Stage 1: Preparation.
It’s official you’re going out out for the first time since you had a baby. It’s exciting, you’re finally going to get out and have actual adult interaction but first you’ve got to get ready.
This used to be easy, but between being constantly interrupted to help feed, change and burp and realising that only a third of your wardrobe currently fits and half of that is currently covered in either baby poop or thrown up milk, does throw a bit of a spanner in the works. But perseverance pays off and you manage to get ready. You feel good in the knowledge that for the first time in a while, you’ve decided what to wear on more than is it clean? Is it comfy?
Stage 2: The First Drink.
You’re out now and you’ve got your first drink of the night, surrounded by friends and you’ve just realised that you’ve got to make conversation that doesn’t involve your baby’s sleep schedule or how many times they poo a day. You start to panic slightly you won’t be able to, but then you start talking, start catching up. You find you can talk about your baby but you also chat about what’s going on in your friends lives and just nice to be about with everyone.

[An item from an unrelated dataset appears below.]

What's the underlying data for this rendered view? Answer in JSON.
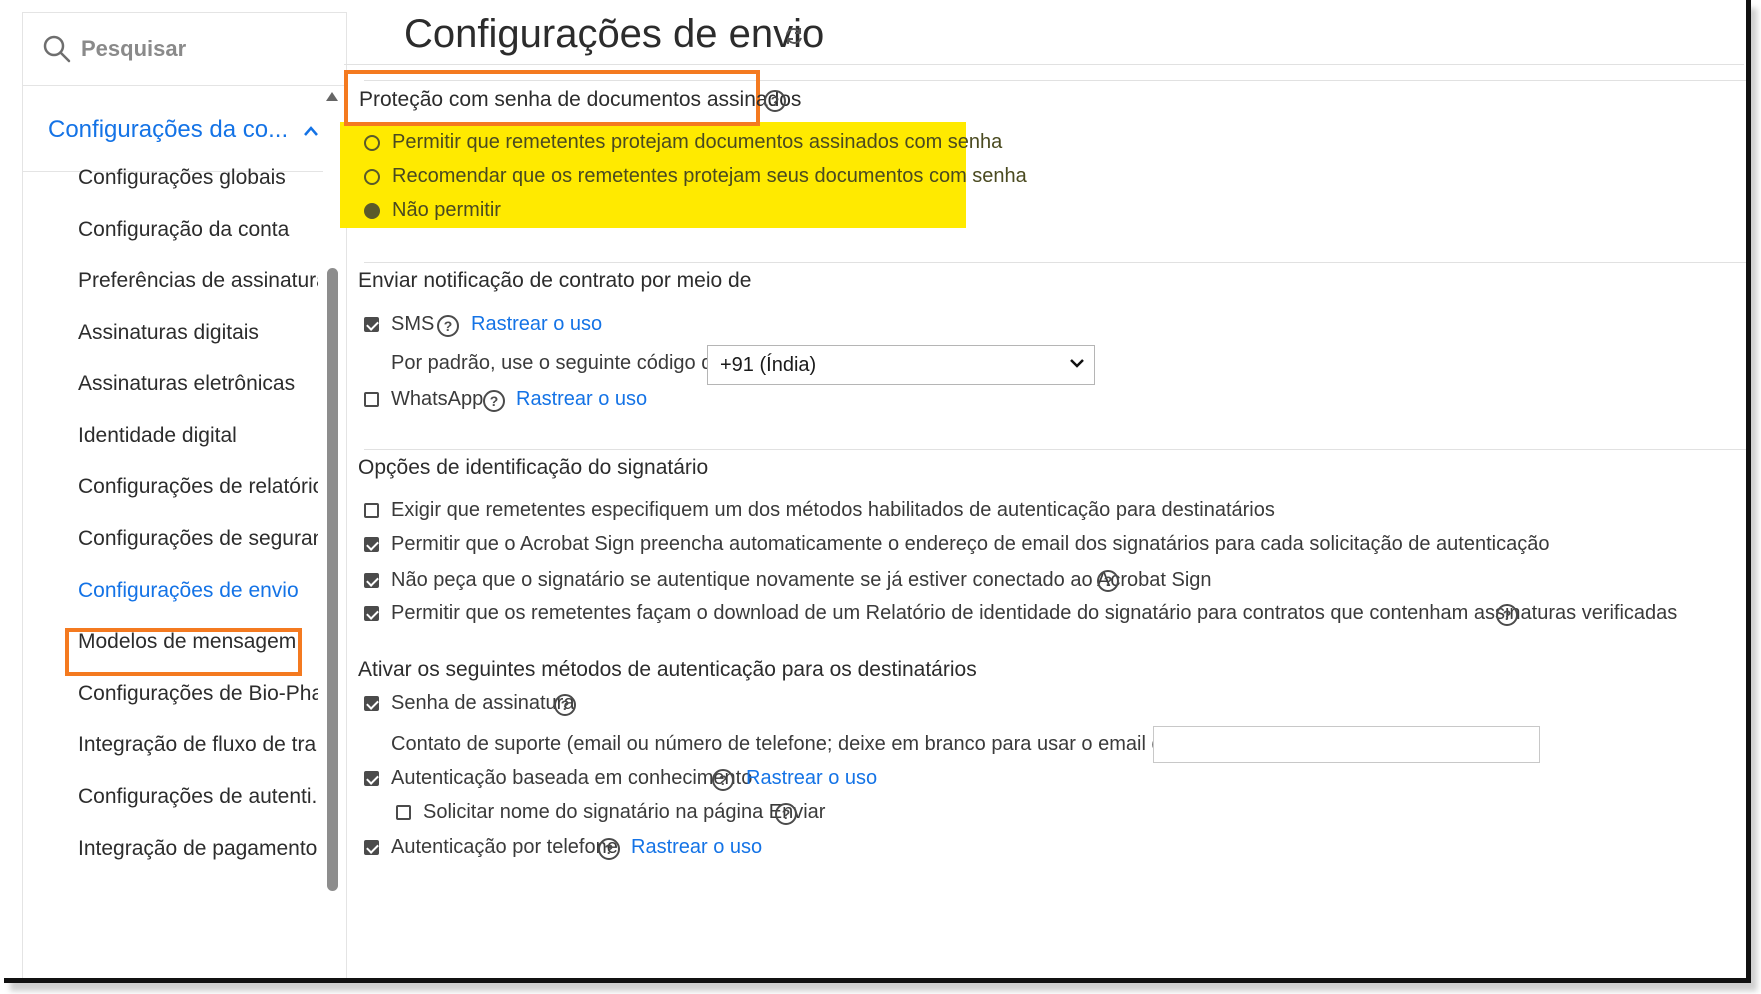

Stage 3: Reaching Your Limit.
This happens far quicker than it would before you had your baby, seriously the second drink you’re tipsy and by the third one you’re half way to gazebo’d.
There’s that slight worry that you’re going to revert to teenage you, who couldn’t hold their drink and ended up seriously embarrassing themselves. Thankfully you’re older now (not necessarily wiser) and know your limits. On your third you start pacing yourself and once you realise that you’re reaching your limit you decided to call it a night. Sure it’s earlier than you would normally head home, but you’ve got two little ones at home and sadly gone are the days where you can hide under the covers all day after a night out.
Stage 4: The Next Day.
You wake up feeling more than a little bit delicate but loving the fact you got to go out. But you do regret that third drink though, especially when your toddler decides to his indoor voice (which is really his outdoor voice) right into your ear as a sign of affection (at least, you think it’s a sign of affection).